3. Before the plaintiff can recover the new-formed land on the margin of the solid land composing Island 37, he must be able to establish his ownership of the bank against which the accretion has formed. Until he does this, he has no shadow of claim as a riparian proprietor. The right to accretion depends upon the contiguity of the claimant's estate to the river. Bates v. Railroad Co., 1 Black, 204, 17 L. Ed. 158; Saulet v. Shepherd, 4 Wall. 502, 18 L. Ed. 442; Association v. Shriver, 64 N. J. Law, 550, 46 Atl. 690, 51 L. R. A. 425. Accretion is an addition to riparian land made by the water to which the land is contiguous. Posey v. James, 7 Lea, 98; St. Clair Co. v. Lovingston, 23 Wall. 46, 23 L. Ed. 59. In Tennessee it is well settled that a riparian proprietor of land upon a navigable stream owns only to ordinary low water mark. If the stream be nonnavigable, and his title call for the stream as a boundary, his title extends to the center of the stream. The title to the lands constituting the bed of a navigable stream, in the legal sense, is in the state, which it holds for the benefit of the public. Holbert v. Edens, 5 Lea, 204, 208, 40 Am. Rep. 26; Elder v. Burrus, 6 Humph. 358; Martin v. Nance, 3 Head, 649; Goodwin v. Thompson, 15 Lea, 209, 54 Am. Rep. 410. Conceding for the purposes of this case that the plaintiff has shown a title from the state or by adverse possession to the lands conveyed by the deed of April 18, 1898, from W. J. Cæsar to him, it by no means follows that he has shown either himself or those under whom he claims to have been riparian proprietors. Plaintiff's chain of title goes back to Robt. I. Chester, who in 1869 conveyed the lands now in question to Mrs. Martha P. Smith. While Chester's southern boundary was that branch of the Mississippi river called "McKenzie's Chute," yet his eastern line was the western line of a tract of 152 acres granted to John Trigg, and this Trigg tract lay between Chester's eastern line and the bank of the main channel of the Mississippi river. Mrs. Smith, Chester's vendee, was the owner when the Centennial Cut-Off occurred, and in 1889 we find her conveying the same land conveyed to her by Robt.

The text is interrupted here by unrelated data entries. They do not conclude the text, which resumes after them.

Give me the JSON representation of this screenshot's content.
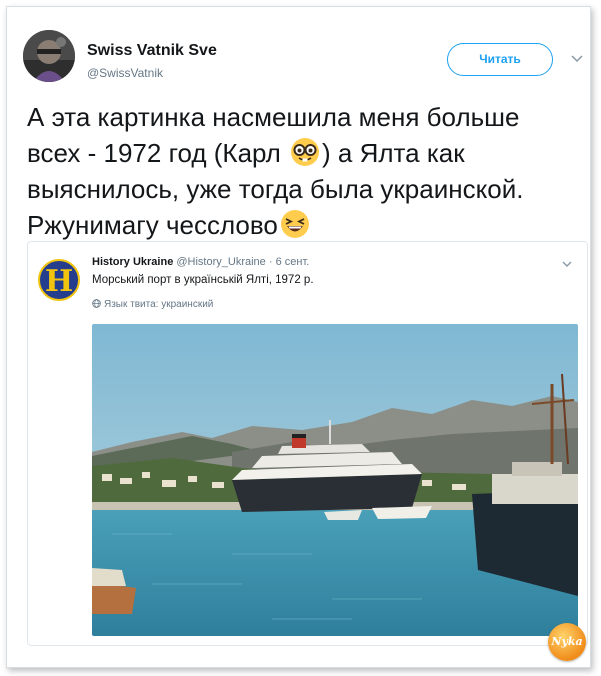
{
  "tweet": {
    "author_name": "Swiss Vatnik Sve",
    "author_handle": "@SwissVatnik",
    "follow_label": "Читать",
    "text_line1": "А эта картинка насмешила меня больше",
    "text_line2a": "всех - 1972 год (Карл ",
    "text_line2b": ") а Ялта как",
    "text_line3": "выяснилось, уже тогда была украинской.",
    "text_line4": "Ржунимагу чесслово",
    "emoji_1": "nerd-face-emoji",
    "emoji_2": "laughing-face-emoji"
  },
  "quoted": {
    "avatar_letter": "H",
    "name": "History Ukraine",
    "handle": "@History_Ukraine",
    "separator": "·",
    "date": "6 сент.",
    "text": "Морський порт в українській Ялті, 1972 р.",
    "language_note": "Язык твита: украинский"
  },
  "watermark": {
    "text": "Nyka"
  },
  "colors": {
    "accent": "#1da1f2",
    "text": "#14171a",
    "muted": "#657786",
    "border": "#e1e8ed"
  }
}
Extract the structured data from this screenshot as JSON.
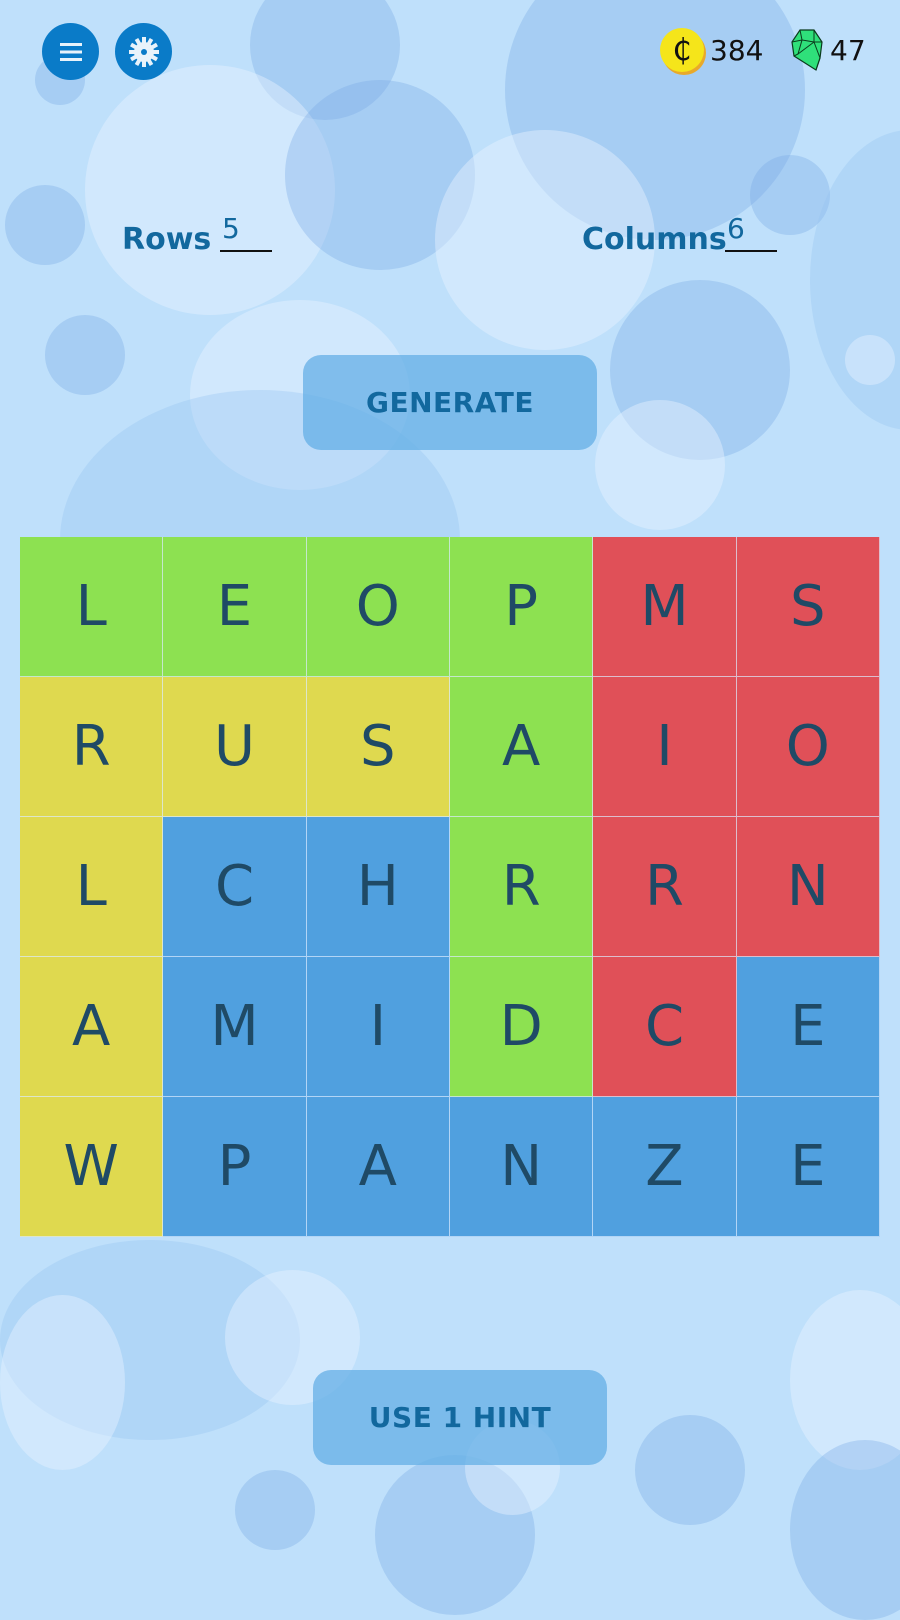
{
  "header": {
    "menu_icon": "hamburger-menu-icon",
    "settings_icon": "gear-icon",
    "coins": {
      "icon": "coin-icon",
      "symbol": "₵",
      "value": "384"
    },
    "gems": {
      "icon": "gem-icon",
      "value": "47"
    }
  },
  "settings": {
    "rows_label": "Rows",
    "rows_value": "5",
    "columns_label": "Columns",
    "columns_value": "6"
  },
  "buttons": {
    "generate_label": "GENERATE",
    "hint_label": "USE 1 HINT"
  },
  "colors": {
    "green": "#8de151",
    "red": "#e05058",
    "yellow": "#dfd94f",
    "blue": "#50a0df",
    "button_blue": "#0a7bc8",
    "text_blue": "#12689e"
  },
  "grid": {
    "rows": [
      {
        "cells": [
          {
            "letter": "L",
            "color": "green"
          },
          {
            "letter": "E",
            "color": "green"
          },
          {
            "letter": "O",
            "color": "green"
          },
          {
            "letter": "P",
            "color": "green"
          },
          {
            "letter": "M",
            "color": "red"
          },
          {
            "letter": "S",
            "color": "red"
          }
        ]
      },
      {
        "cells": [
          {
            "letter": "R",
            "color": "yellow"
          },
          {
            "letter": "U",
            "color": "yellow"
          },
          {
            "letter": "S",
            "color": "yellow"
          },
          {
            "letter": "A",
            "color": "green"
          },
          {
            "letter": "I",
            "color": "red"
          },
          {
            "letter": "O",
            "color": "red"
          }
        ]
      },
      {
        "cells": [
          {
            "letter": "L",
            "color": "yellow"
          },
          {
            "letter": "C",
            "color": "blue"
          },
          {
            "letter": "H",
            "color": "blue"
          },
          {
            "letter": "R",
            "color": "green"
          },
          {
            "letter": "R",
            "color": "red"
          },
          {
            "letter": "N",
            "color": "red"
          }
        ]
      },
      {
        "cells": [
          {
            "letter": "A",
            "color": "yellow"
          },
          {
            "letter": "M",
            "color": "blue"
          },
          {
            "letter": "I",
            "color": "blue"
          },
          {
            "letter": "D",
            "color": "green"
          },
          {
            "letter": "C",
            "color": "red"
          },
          {
            "letter": "E",
            "color": "blue"
          }
        ]
      },
      {
        "cells": [
          {
            "letter": "W",
            "color": "yellow"
          },
          {
            "letter": "P",
            "color": "blue"
          },
          {
            "letter": "A",
            "color": "blue"
          },
          {
            "letter": "N",
            "color": "blue"
          },
          {
            "letter": "Z",
            "color": "blue"
          },
          {
            "letter": "E",
            "color": "blue"
          }
        ]
      }
    ]
  }
}
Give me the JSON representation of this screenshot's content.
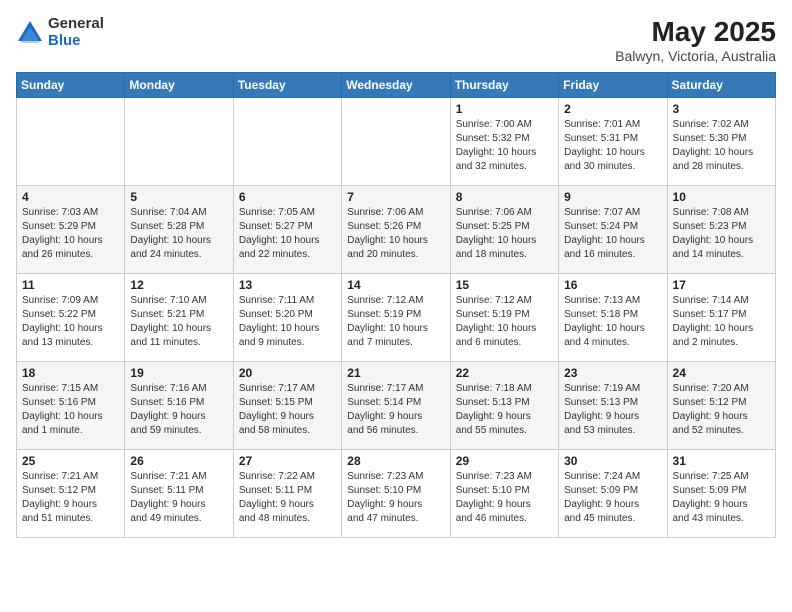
{
  "header": {
    "logo_general": "General",
    "logo_blue": "Blue",
    "title": "May 2025",
    "subtitle": "Balwyn, Victoria, Australia"
  },
  "weekdays": [
    "Sunday",
    "Monday",
    "Tuesday",
    "Wednesday",
    "Thursday",
    "Friday",
    "Saturday"
  ],
  "weeks": [
    [
      {
        "day": "",
        "info": ""
      },
      {
        "day": "",
        "info": ""
      },
      {
        "day": "",
        "info": ""
      },
      {
        "day": "",
        "info": ""
      },
      {
        "day": "1",
        "info": "Sunrise: 7:00 AM\nSunset: 5:32 PM\nDaylight: 10 hours\nand 32 minutes."
      },
      {
        "day": "2",
        "info": "Sunrise: 7:01 AM\nSunset: 5:31 PM\nDaylight: 10 hours\nand 30 minutes."
      },
      {
        "day": "3",
        "info": "Sunrise: 7:02 AM\nSunset: 5:30 PM\nDaylight: 10 hours\nand 28 minutes."
      }
    ],
    [
      {
        "day": "4",
        "info": "Sunrise: 7:03 AM\nSunset: 5:29 PM\nDaylight: 10 hours\nand 26 minutes."
      },
      {
        "day": "5",
        "info": "Sunrise: 7:04 AM\nSunset: 5:28 PM\nDaylight: 10 hours\nand 24 minutes."
      },
      {
        "day": "6",
        "info": "Sunrise: 7:05 AM\nSunset: 5:27 PM\nDaylight: 10 hours\nand 22 minutes."
      },
      {
        "day": "7",
        "info": "Sunrise: 7:06 AM\nSunset: 5:26 PM\nDaylight: 10 hours\nand 20 minutes."
      },
      {
        "day": "8",
        "info": "Sunrise: 7:06 AM\nSunset: 5:25 PM\nDaylight: 10 hours\nand 18 minutes."
      },
      {
        "day": "9",
        "info": "Sunrise: 7:07 AM\nSunset: 5:24 PM\nDaylight: 10 hours\nand 16 minutes."
      },
      {
        "day": "10",
        "info": "Sunrise: 7:08 AM\nSunset: 5:23 PM\nDaylight: 10 hours\nand 14 minutes."
      }
    ],
    [
      {
        "day": "11",
        "info": "Sunrise: 7:09 AM\nSunset: 5:22 PM\nDaylight: 10 hours\nand 13 minutes."
      },
      {
        "day": "12",
        "info": "Sunrise: 7:10 AM\nSunset: 5:21 PM\nDaylight: 10 hours\nand 11 minutes."
      },
      {
        "day": "13",
        "info": "Sunrise: 7:11 AM\nSunset: 5:20 PM\nDaylight: 10 hours\nand 9 minutes."
      },
      {
        "day": "14",
        "info": "Sunrise: 7:12 AM\nSunset: 5:19 PM\nDaylight: 10 hours\nand 7 minutes."
      },
      {
        "day": "15",
        "info": "Sunrise: 7:12 AM\nSunset: 5:19 PM\nDaylight: 10 hours\nand 6 minutes."
      },
      {
        "day": "16",
        "info": "Sunrise: 7:13 AM\nSunset: 5:18 PM\nDaylight: 10 hours\nand 4 minutes."
      },
      {
        "day": "17",
        "info": "Sunrise: 7:14 AM\nSunset: 5:17 PM\nDaylight: 10 hours\nand 2 minutes."
      }
    ],
    [
      {
        "day": "18",
        "info": "Sunrise: 7:15 AM\nSunset: 5:16 PM\nDaylight: 10 hours\nand 1 minute."
      },
      {
        "day": "19",
        "info": "Sunrise: 7:16 AM\nSunset: 5:16 PM\nDaylight: 9 hours\nand 59 minutes."
      },
      {
        "day": "20",
        "info": "Sunrise: 7:17 AM\nSunset: 5:15 PM\nDaylight: 9 hours\nand 58 minutes."
      },
      {
        "day": "21",
        "info": "Sunrise: 7:17 AM\nSunset: 5:14 PM\nDaylight: 9 hours\nand 56 minutes."
      },
      {
        "day": "22",
        "info": "Sunrise: 7:18 AM\nSunset: 5:13 PM\nDaylight: 9 hours\nand 55 minutes."
      },
      {
        "day": "23",
        "info": "Sunrise: 7:19 AM\nSunset: 5:13 PM\nDaylight: 9 hours\nand 53 minutes."
      },
      {
        "day": "24",
        "info": "Sunrise: 7:20 AM\nSunset: 5:12 PM\nDaylight: 9 hours\nand 52 minutes."
      }
    ],
    [
      {
        "day": "25",
        "info": "Sunrise: 7:21 AM\nSunset: 5:12 PM\nDaylight: 9 hours\nand 51 minutes."
      },
      {
        "day": "26",
        "info": "Sunrise: 7:21 AM\nSunset: 5:11 PM\nDaylight: 9 hours\nand 49 minutes."
      },
      {
        "day": "27",
        "info": "Sunrise: 7:22 AM\nSunset: 5:11 PM\nDaylight: 9 hours\nand 48 minutes."
      },
      {
        "day": "28",
        "info": "Sunrise: 7:23 AM\nSunset: 5:10 PM\nDaylight: 9 hours\nand 47 minutes."
      },
      {
        "day": "29",
        "info": "Sunrise: 7:23 AM\nSunset: 5:10 PM\nDaylight: 9 hours\nand 46 minutes."
      },
      {
        "day": "30",
        "info": "Sunrise: 7:24 AM\nSunset: 5:09 PM\nDaylight: 9 hours\nand 45 minutes."
      },
      {
        "day": "31",
        "info": "Sunrise: 7:25 AM\nSunset: 5:09 PM\nDaylight: 9 hours\nand 43 minutes."
      }
    ]
  ]
}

I. Chester to a grantee in the plain

tiff's chain of title, in which she conveys the land by the identical calls of the Chester deed, but adding these significant words:

"It is hereby understood and agreed that at the present time the Mississippi river has changed its course and does not now touch any of the above-described lands, and that where said river is named as a boundary line it is understood to mean where said river once ran, which course or bed is now dry and known as 'McKenzie's Chute'; and it is further understood and agreed that this conveyance carries with it all accretions now formed or added to said above-described lands."

The metes and bounds of Chester's deed and of all the intermediate conveyances are identical with those in Cæsar's deed to the plaintiff, already set out in the statement of the case. There was evidence tending to show that prior to the great flood of 1876 the greater part of this John Trigg tract of 152 acres had been washed. away. When this occurred does not appear in any such conclusive way as to justify a refusal to let the question go to the jury, if a matter of any importance to the solution of the case. So there was like evidence as to the washing away of another small tract of 37 acres granted to John Trigg, lying south of Trigg's 152-acre grant, and east of the southern part of the tract conveyed by Chester to Mrs. Smith. Both these Trigg tracts have been platted upon the Humphrey map. The evidence tended to show, also, that McKenzie's Chute had encroached greatly upon the lands bordering upon its northern bank prior to 1876. By the partial washing away of the Trigg 152-acre tract, the southeastern corner of Mrs. Martha P. Smith's tract was partially washed away at some time prior to 1876,— date not shown. The plaintiff has in no way deraigned title from John Trigg to either of his small grants lying between the lands granted to his predecessors in title and the main branch of the river east of his eastern line. From all that appears, the title to these parcels which interpose between him and the old bank of the river as it existed when the Trigg grants were issued is outstanding in Trigg's heirs.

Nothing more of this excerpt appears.